Ao continuar e expandir as tarifas da primeira administração Trump, a Casa Branca de Biden esperava proteger mais uma vez os fabricantes de automóveis nacionais – especialmente os Três Grandes – da concorrência estrangeira, desta vez da China. Trump pode muito bem exacerbar essa tendência, ao mesmo tempo que elimina quaisquer incentivos modestos que os fabricantes de automóveis tradicionais tiveram de recuperar.
“Posso imaginar uma situação em que as montadoras dos EUA estejam satisfeitas com um mercado aparentemente estável, mas em lento declínio, onde comecem a se retirar dos mercados internacionais”, diz Kyle Chan, pesquisador de pós-doutorado na Universidade de Princeton que estuda política industrial. A China – o maior mercado automóvel do mundo – tem sido um importante comprador de veículos fabricados nos EUA e na Europa. Mas a procura por esses produtos diminuiu nos últimos anos, à medida que os consumidores optam cada vez mais por carros mais baratos, fabricados no país, que são elegíveis para uma série de incentivos EV. Os recentes problemas económicos do país também prejudicaram a procura de automóveis importados mais caros. E à medida que empresas como BYD e Nio começam a competir em outros mercados importantes para empresas dos EUA, como o Brasil, Chan acrescenta que as Três Grandes e outras podem chegar a um ponto “em que na verdade estarão apenas competindo em uma ilha, separada do resto do mundo”. o mercado automobilístico global.”
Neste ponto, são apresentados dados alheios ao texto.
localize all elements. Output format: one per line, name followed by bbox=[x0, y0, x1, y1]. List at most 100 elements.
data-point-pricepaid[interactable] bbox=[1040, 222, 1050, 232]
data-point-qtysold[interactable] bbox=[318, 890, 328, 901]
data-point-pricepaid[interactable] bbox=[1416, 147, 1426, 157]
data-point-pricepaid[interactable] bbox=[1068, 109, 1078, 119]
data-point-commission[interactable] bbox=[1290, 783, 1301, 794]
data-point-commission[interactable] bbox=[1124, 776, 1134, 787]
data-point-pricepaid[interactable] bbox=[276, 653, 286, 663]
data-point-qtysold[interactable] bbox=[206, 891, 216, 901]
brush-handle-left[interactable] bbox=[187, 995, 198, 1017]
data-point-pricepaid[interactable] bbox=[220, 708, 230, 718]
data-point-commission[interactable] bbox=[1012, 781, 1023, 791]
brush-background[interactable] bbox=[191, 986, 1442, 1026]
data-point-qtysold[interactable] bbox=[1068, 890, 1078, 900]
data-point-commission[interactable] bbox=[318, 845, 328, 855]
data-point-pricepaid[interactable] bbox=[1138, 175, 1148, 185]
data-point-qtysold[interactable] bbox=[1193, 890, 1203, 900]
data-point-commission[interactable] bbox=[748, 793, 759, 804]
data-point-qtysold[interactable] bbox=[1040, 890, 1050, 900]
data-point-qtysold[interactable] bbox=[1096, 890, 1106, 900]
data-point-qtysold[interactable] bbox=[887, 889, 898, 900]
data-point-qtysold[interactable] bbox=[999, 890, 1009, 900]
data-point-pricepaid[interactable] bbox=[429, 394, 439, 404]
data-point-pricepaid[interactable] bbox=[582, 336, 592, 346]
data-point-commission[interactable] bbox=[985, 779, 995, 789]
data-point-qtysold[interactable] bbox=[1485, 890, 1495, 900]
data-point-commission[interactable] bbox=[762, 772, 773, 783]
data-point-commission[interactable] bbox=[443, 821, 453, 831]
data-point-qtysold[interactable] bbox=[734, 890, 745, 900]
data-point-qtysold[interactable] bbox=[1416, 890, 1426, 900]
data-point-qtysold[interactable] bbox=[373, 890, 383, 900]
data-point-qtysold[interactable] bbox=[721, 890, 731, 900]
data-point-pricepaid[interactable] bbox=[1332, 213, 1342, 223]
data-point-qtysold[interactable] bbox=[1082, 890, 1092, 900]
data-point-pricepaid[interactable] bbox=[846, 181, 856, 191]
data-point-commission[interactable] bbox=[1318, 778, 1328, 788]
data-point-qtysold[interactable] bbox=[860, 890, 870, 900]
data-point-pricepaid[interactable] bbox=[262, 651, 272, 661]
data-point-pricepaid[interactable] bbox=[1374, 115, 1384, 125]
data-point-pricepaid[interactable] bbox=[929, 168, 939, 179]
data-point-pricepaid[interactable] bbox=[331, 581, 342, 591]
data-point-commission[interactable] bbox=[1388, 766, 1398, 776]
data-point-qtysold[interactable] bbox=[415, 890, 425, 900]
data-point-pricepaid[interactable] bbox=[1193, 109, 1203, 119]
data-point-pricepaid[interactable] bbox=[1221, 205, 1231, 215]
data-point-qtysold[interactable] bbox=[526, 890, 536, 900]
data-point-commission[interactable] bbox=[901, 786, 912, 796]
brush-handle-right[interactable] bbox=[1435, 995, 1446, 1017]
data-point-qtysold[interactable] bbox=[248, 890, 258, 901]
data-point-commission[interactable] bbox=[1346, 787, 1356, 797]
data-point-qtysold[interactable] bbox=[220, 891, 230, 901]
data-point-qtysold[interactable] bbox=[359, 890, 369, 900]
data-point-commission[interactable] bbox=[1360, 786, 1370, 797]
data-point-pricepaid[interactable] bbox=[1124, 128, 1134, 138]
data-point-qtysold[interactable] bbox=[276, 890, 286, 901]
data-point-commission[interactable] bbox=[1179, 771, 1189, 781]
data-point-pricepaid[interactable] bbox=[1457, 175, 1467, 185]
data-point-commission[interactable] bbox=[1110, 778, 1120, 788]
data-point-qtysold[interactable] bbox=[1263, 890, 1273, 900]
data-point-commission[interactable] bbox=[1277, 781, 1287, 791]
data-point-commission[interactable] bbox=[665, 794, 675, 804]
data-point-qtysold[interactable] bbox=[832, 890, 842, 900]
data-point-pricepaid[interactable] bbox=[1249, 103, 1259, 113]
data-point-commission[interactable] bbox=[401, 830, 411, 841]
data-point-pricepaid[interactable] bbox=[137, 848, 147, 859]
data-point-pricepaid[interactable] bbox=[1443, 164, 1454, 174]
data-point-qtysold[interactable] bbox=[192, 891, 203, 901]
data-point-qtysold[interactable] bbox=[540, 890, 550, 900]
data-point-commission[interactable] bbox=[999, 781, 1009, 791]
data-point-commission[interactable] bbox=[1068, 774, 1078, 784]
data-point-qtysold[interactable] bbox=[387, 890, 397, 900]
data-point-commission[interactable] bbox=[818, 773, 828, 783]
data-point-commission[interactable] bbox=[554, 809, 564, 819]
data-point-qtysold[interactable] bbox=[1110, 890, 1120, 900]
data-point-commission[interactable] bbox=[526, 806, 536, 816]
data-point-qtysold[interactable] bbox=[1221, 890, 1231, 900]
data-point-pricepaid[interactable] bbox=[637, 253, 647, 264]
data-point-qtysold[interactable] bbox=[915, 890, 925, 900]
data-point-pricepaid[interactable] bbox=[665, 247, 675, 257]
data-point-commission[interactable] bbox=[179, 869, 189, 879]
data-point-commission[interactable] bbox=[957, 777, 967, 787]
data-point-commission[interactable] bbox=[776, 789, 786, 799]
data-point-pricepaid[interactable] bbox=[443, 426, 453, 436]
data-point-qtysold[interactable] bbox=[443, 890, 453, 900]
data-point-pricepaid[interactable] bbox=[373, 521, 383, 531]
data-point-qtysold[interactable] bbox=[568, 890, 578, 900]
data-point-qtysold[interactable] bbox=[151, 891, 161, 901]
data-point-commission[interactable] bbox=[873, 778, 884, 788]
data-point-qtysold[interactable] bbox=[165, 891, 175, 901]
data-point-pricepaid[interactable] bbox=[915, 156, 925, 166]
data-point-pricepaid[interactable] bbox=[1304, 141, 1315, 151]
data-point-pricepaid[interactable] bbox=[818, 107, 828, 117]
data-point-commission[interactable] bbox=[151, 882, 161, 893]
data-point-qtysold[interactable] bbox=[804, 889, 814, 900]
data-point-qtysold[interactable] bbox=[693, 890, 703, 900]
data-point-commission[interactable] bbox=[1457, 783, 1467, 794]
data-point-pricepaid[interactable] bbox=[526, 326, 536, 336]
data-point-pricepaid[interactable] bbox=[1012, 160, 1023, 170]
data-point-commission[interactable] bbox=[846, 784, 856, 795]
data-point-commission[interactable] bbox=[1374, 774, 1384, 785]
É muito cedo para dizer quanto da arrogância de Trump se traduzirá em política real. Em Agosto, um grupo de 18 membros republicanos do Congresso instou o presidente da Câmara, Mike Johnson, a não eliminar os subsídios do IRA que estão a ajudar a cortejar o investimento privado nos seus distritos. Ainda assim, o facto de os estados vermelhos estarem entre os principais beneficiários da Lei de Redução da Inflação pode não ser suficiente para impedir o Partido Republicano de a visar. Os padrões de eficiência de combustível são potencialmente ainda mais vulneráveis. As montadoras poderão muito bem conseguir obter regras mais fracas e outros acordos favoráveis de Trump nos próximos quatro anos – e poderão pagar o custo no longo prazo.